La consécration vient avec la publication aux éditions du Seuil, à Paris en 1984, des Chercheurs
d’os.  » Le sujet préféré et inépuisable des habitants de ce pays c’est la bouffe. Depuis que nous sommes devenus souverains et que nous mangeons à notre faim, beaucoup de personnes ont acquis des comportements imprévisibles et déroutants. Elles ont cessé de se
rendre visite entre elles, de se prêter le moindre ustensile ménager – tout en renonçant du même coup à entourer leurs actes et leurs biens de la discrétion la plus élémentaire. Jadis les traditions d’honneur et de bon voisinage exigeaient que l’on partageât toute denrée rare (viande, fruits) avec ses proches et son voisin ou alors de la rentrer chez soi avec de telles précautions que personne ne pût en déceler le moindre indice. Maintenant, au contraire, c’est l’arrogance, la provocation. C’est à qui entassera le plus de déchets devant sa porte, c’est à qui pendra à ses
fenêtres le plus de choses coûteuses et tentantes. Les gens possèdent désormais des biens et des objets dont ils ne pouvaient même pas rêver jadis : appareils tout en brillances et en angles droits qui servent à faire de la musique, du froid, de la chaleur, de la lumière, de la pénombre, du vent, de l’équilibre stable et instable, des images fixes ou mouvantes. », raconte Tahar Djaout dans cette fiction touchante et pleine de rebondissements.

« Nous sommes un peuple où la vie active débute très tôt: berger à quatre ou cinq ans,
laboureur à treize, père de famille à dix-sept ou dix-huit. A l’âge de trente-cinq ans on cesse d’aller
la tête découverte et de porter des pantalons «européens » : on arbore un chèche et les vêtements amples du pays. On passe dans le camp des hommes qui n’attendent plus rien de la vie, qui peinent durant la journée aux champs pour, le soir, aller discuter à la mosquée avec les vieillards avant la prière commune. », ajoute Tahar Djaout dans les Chercheurs d’os.

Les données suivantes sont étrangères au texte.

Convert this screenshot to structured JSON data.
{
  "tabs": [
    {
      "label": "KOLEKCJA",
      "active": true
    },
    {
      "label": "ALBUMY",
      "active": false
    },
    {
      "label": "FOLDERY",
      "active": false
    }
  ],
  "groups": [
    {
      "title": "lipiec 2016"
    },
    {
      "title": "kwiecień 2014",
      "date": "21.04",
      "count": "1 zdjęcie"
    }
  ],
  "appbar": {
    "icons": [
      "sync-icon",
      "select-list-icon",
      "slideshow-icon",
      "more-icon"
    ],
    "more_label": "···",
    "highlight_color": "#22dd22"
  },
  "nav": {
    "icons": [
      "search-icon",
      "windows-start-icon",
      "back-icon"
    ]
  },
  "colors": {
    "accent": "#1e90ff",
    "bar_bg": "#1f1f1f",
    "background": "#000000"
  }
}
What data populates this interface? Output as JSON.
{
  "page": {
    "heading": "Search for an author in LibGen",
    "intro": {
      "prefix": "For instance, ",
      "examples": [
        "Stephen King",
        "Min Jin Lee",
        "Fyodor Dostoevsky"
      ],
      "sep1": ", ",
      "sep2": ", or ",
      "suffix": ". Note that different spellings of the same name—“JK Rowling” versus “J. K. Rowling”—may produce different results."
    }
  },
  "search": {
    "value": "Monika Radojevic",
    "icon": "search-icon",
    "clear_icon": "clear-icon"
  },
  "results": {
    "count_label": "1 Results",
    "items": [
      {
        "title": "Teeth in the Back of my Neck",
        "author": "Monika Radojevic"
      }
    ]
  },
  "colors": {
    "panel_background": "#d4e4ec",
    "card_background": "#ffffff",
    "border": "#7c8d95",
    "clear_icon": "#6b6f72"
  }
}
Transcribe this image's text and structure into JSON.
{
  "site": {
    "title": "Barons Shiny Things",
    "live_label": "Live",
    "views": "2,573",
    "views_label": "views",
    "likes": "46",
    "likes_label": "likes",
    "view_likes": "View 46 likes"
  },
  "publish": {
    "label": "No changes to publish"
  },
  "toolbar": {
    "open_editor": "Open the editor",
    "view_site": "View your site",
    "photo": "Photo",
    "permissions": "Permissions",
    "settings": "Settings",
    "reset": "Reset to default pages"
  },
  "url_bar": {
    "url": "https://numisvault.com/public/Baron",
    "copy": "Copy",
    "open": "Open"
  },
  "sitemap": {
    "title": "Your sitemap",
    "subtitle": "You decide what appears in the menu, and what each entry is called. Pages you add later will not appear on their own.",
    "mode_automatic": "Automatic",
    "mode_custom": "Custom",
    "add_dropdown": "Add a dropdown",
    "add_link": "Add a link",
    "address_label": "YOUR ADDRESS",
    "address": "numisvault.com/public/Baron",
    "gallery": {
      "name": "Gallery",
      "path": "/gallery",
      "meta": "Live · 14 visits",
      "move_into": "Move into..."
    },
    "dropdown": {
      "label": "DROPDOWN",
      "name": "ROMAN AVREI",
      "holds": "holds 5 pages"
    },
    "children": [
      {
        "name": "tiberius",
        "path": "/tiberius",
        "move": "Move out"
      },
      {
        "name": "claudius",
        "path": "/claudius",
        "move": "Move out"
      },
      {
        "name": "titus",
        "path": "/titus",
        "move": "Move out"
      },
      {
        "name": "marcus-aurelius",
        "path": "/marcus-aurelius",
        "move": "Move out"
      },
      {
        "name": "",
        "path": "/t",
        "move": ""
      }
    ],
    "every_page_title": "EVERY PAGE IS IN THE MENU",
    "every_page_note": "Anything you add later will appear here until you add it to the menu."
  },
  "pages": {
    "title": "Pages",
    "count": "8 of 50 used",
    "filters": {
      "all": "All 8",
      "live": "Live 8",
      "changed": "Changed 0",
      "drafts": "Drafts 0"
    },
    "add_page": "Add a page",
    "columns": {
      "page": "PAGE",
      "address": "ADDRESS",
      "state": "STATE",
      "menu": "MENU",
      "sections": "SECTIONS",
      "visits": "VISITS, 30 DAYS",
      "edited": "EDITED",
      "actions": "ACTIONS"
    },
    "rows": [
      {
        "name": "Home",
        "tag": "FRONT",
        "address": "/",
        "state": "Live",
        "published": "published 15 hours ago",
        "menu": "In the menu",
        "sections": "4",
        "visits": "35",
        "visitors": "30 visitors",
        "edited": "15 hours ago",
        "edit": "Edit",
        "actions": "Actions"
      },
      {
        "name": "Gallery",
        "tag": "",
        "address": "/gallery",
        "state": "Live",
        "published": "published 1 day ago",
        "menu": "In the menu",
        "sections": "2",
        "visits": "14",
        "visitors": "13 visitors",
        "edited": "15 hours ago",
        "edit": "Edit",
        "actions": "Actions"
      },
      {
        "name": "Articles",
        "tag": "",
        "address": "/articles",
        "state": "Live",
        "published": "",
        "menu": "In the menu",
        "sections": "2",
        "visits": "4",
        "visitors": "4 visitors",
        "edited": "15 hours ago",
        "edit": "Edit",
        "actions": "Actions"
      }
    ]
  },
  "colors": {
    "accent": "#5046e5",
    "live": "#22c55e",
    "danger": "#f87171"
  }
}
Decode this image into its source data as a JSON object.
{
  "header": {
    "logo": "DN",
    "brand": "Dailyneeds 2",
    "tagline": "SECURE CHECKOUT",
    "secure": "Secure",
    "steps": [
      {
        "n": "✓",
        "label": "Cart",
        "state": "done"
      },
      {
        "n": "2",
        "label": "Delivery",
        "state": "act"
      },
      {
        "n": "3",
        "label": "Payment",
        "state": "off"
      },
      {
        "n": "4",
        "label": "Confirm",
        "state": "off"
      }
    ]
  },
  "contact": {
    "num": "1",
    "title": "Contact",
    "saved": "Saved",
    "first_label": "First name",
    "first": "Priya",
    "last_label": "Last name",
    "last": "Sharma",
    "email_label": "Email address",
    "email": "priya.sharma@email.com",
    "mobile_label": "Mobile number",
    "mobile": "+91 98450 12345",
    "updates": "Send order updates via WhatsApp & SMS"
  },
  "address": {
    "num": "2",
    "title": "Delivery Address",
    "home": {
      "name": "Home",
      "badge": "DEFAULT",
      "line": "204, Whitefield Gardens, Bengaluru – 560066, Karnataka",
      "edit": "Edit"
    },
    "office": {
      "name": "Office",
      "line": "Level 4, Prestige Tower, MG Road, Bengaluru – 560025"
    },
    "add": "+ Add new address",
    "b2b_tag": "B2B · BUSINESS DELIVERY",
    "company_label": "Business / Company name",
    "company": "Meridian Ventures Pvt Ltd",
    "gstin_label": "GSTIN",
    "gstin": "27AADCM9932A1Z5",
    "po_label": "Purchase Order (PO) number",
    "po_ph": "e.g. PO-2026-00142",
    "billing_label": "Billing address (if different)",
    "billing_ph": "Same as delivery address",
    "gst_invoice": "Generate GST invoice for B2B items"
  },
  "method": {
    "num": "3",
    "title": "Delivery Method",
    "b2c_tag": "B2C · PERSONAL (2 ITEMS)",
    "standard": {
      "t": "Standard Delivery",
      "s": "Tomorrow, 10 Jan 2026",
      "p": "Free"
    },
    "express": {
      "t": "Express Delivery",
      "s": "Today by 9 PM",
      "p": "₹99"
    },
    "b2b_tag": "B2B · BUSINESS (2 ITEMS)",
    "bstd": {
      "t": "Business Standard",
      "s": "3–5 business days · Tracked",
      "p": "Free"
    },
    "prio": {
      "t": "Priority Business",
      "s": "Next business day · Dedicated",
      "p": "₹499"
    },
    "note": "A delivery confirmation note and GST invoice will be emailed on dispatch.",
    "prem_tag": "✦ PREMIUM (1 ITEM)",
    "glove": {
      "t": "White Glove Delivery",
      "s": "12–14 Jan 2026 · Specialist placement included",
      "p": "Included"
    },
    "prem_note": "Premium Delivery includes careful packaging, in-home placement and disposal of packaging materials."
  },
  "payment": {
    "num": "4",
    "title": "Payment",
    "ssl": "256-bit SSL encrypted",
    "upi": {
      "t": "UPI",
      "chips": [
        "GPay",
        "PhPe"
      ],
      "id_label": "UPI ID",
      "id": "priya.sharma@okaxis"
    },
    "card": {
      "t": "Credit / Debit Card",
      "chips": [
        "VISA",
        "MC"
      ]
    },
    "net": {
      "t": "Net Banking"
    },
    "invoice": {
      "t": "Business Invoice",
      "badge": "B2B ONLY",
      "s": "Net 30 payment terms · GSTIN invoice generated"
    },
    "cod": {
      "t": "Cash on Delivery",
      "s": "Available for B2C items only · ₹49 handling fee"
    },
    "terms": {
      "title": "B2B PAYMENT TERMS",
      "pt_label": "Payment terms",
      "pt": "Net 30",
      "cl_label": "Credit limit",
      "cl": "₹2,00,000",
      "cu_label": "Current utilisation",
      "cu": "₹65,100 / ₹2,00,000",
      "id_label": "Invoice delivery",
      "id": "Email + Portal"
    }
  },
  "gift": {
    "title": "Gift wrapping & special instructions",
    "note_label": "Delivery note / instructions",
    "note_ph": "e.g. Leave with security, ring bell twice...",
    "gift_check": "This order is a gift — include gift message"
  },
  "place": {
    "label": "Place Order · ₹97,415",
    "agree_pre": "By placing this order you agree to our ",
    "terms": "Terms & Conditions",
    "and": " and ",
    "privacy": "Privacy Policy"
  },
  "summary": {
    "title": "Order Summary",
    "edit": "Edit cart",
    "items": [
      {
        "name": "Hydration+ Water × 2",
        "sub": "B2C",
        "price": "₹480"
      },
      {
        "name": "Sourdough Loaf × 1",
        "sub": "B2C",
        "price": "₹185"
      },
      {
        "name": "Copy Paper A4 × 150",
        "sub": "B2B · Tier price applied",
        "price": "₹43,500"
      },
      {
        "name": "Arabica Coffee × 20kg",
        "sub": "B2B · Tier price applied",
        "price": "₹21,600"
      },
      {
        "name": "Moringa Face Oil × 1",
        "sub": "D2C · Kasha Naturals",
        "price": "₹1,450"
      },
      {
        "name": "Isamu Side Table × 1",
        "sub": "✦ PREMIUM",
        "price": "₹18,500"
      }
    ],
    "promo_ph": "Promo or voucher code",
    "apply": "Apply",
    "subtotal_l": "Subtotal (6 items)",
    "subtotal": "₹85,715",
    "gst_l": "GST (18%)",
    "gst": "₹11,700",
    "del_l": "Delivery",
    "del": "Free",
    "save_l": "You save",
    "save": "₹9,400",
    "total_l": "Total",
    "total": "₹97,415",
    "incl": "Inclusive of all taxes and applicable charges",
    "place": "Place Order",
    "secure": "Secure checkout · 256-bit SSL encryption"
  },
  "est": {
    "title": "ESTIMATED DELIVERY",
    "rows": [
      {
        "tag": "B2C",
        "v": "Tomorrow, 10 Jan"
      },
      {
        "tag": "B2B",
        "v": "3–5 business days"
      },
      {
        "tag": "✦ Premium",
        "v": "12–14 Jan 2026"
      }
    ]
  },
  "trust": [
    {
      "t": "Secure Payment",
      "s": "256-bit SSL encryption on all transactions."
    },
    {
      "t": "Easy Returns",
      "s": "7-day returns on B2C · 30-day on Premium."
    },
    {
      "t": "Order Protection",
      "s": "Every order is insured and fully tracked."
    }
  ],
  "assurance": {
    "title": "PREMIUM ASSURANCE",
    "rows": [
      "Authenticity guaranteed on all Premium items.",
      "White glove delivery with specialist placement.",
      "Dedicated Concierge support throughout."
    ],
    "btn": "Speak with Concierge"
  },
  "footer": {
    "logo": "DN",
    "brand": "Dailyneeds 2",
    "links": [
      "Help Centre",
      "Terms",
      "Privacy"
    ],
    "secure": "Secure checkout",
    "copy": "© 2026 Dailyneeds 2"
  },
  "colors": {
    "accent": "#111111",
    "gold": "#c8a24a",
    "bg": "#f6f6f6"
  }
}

Puis d’autres romans suivent: l’invention du désert et les Vigiles. Tahar Djaout continuera à raconter les territoires paisibles de l’enfance. « L’ère démocratique a bouleversé bien des donnees et ébranlé bien des certitudes. Je me suis souvent demandé quelle idée peuvent retrospectivement avoir du système qu’ils ont servi le policier discretement en faction aux environs de la maison de Mouloud Mammeri, le flic affecté à la surveillance de Kateb Yacine, les
« tacherons » chargés de torturer Bachir Hadj Ali, les commis (faux magistrats, gardiens de prison…) qui ont mené la vie dure à des hommes donnés aujourd’hui comme exemples de droiture, de patriotisme, de conviction démocratique. C’est généralement à l’occasion de leur mort que nous
avons enfin appris ce que des hommes comme Mouloud Mammeri, Kateb Yacine, Bachir Hadj Ali ont réellement donné à l’Algérie, et même à l’humanité entière. Il m’est arrivé d’imaginer les différents factionnaires et commis saisis d’un profond désarroi en s’interrogeant tout à coup, dans un éclair de lucidité (car je pense que c’est un état qui doit les visiter de temps en temps): nous avons donc traqué et persécuté tous ceux qui faisaient l’honneur de ce pays? », se demandait Tahar Djaout dans un article de l’hebdomadaire Algérie-Actualité.

Le poète n’est plus mais le temps n’a aucun effet sur l’aura d’une oeuvre magique. C’est le propre des grandes créations.